Maybe joining confederation and eventually resettling was the best thing. But it changed how we lived. It changed our simple lives of sustenance farming and fishing, to fast-paced lives; from working for what we need to owing for what we wanted; from having more children to having less time for our 1.2 children and our marriages.

Sure, life is so easy, just click the remote to watch TV and spend hours entertained. Click the mouse to pay a bill that gives us light with the flick of a switch. Was there anything wrong with dancing a jig for entertainment and listening to the radio by candlelight? Of course not. I'm not saying I don't enjoy my toilet and public sewer immensely, because God knows, when I go to Fortune Harbour for a visit, I long for that porcelain again. But we never would have missed what we didn't have.

Would progress have come about anyway? Or was it the way we merged to larger centres that brought this push on to become more modern. Who knows for sure. All I know is that there's something inside me that wishes for simpler times, a slower paced life. Something inside me that longs for the moon on the water somewhere that's not brightened by city lights. A part of me that yearns to be back there...our should I say back then. Somewhere I've never been.

Anyway, the following are lyrics to the song West Moon performed by Pat and Joe Byrne. Al Pittman had written a play entitled "West Moon" which actually toured to Ireland as well. That was an amazing show. The setting is a graveyard where the souls of the departed "have a great yarn" one night a year when the moon is just right. It really haunted me. (Just an aside, I think I'm going to be singing this song at the cocktail Hour at the A&CC Friday Night. What a song. The lyrics are amazing as is the imagery they show.) I hope they inspire thought provoking images in your mind as they always do mine.
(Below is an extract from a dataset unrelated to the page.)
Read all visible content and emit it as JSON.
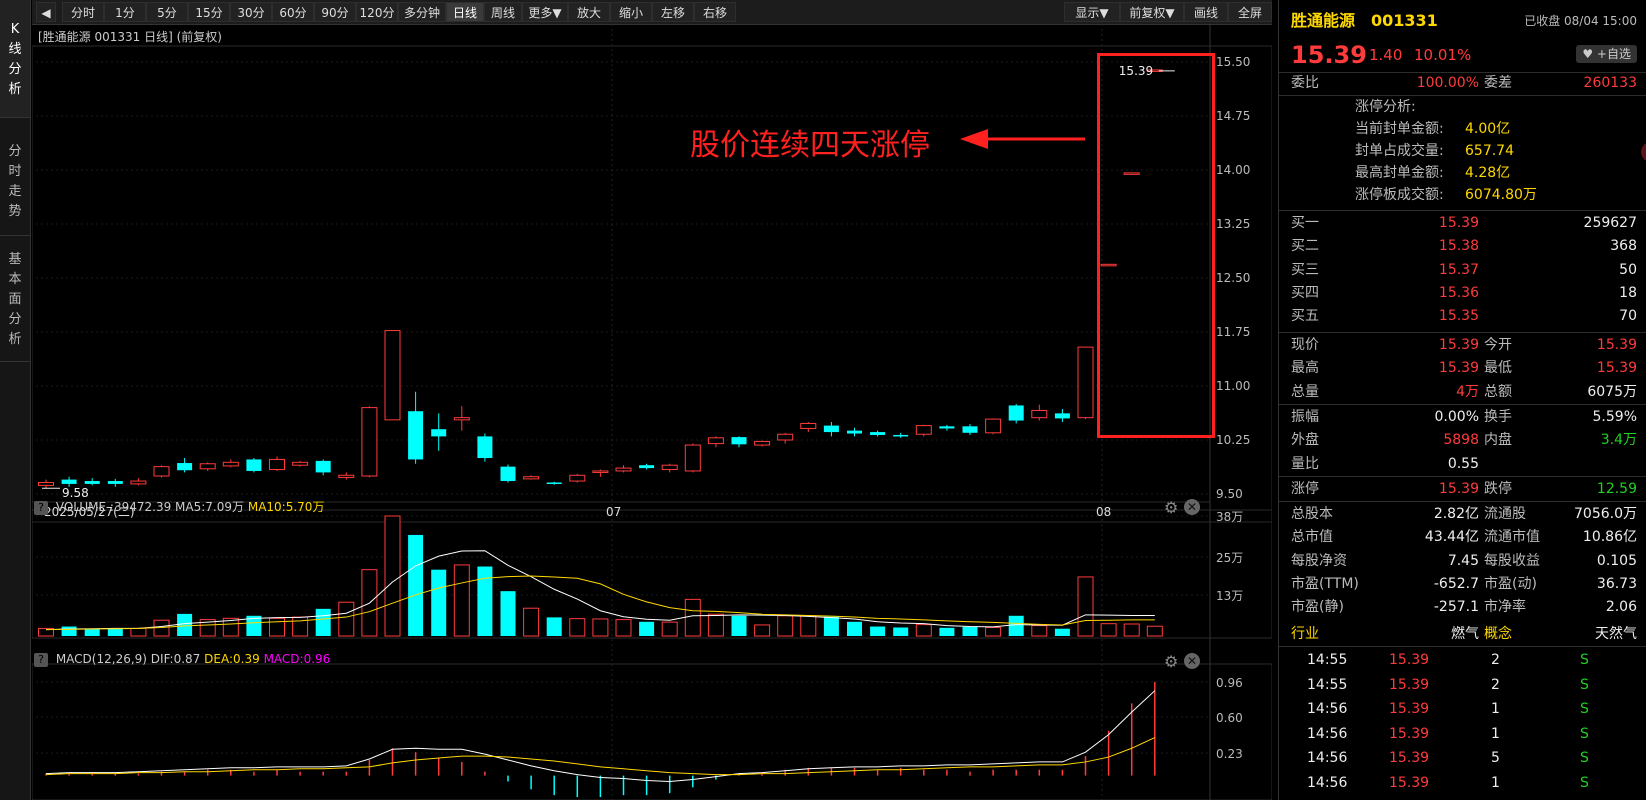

West Moon by Pat and Joe Byrne
Oh, tonight the west moon hangs over the harbour,
Shines down 'cross the headland and out 'cross the bay,
Shines down 'thru the trees and rests on the graveyard,
The only reminder of a long ago day.

My mind takes me back to a time in that harbour
When stout boats at anchor dozed on the sway,
When the laughter of children sent glad cries to Heaven
And woman looked sea-ward from meadows of hay.

But no longer I see those fish-covered flakes now,
No green rows of garden stretched over the hill,
No punt in the beach gleaming red with fresh copper,
No fine sturdy stick freshly cut for a keel.

For the government men came bribing and preaching,
They convinced all the livyers to just move away.
Now they're scattered like dried leaves from Hell to high water,
But the wind and the west moon elected to stay.

So, tonight the west moon hangs over the harbour,
Shines down 'cross the headland and out 'cross the bay,
Shines down 'thru the trees and rests on the graveyard,

As if lookin' for the souls of the ones moved away.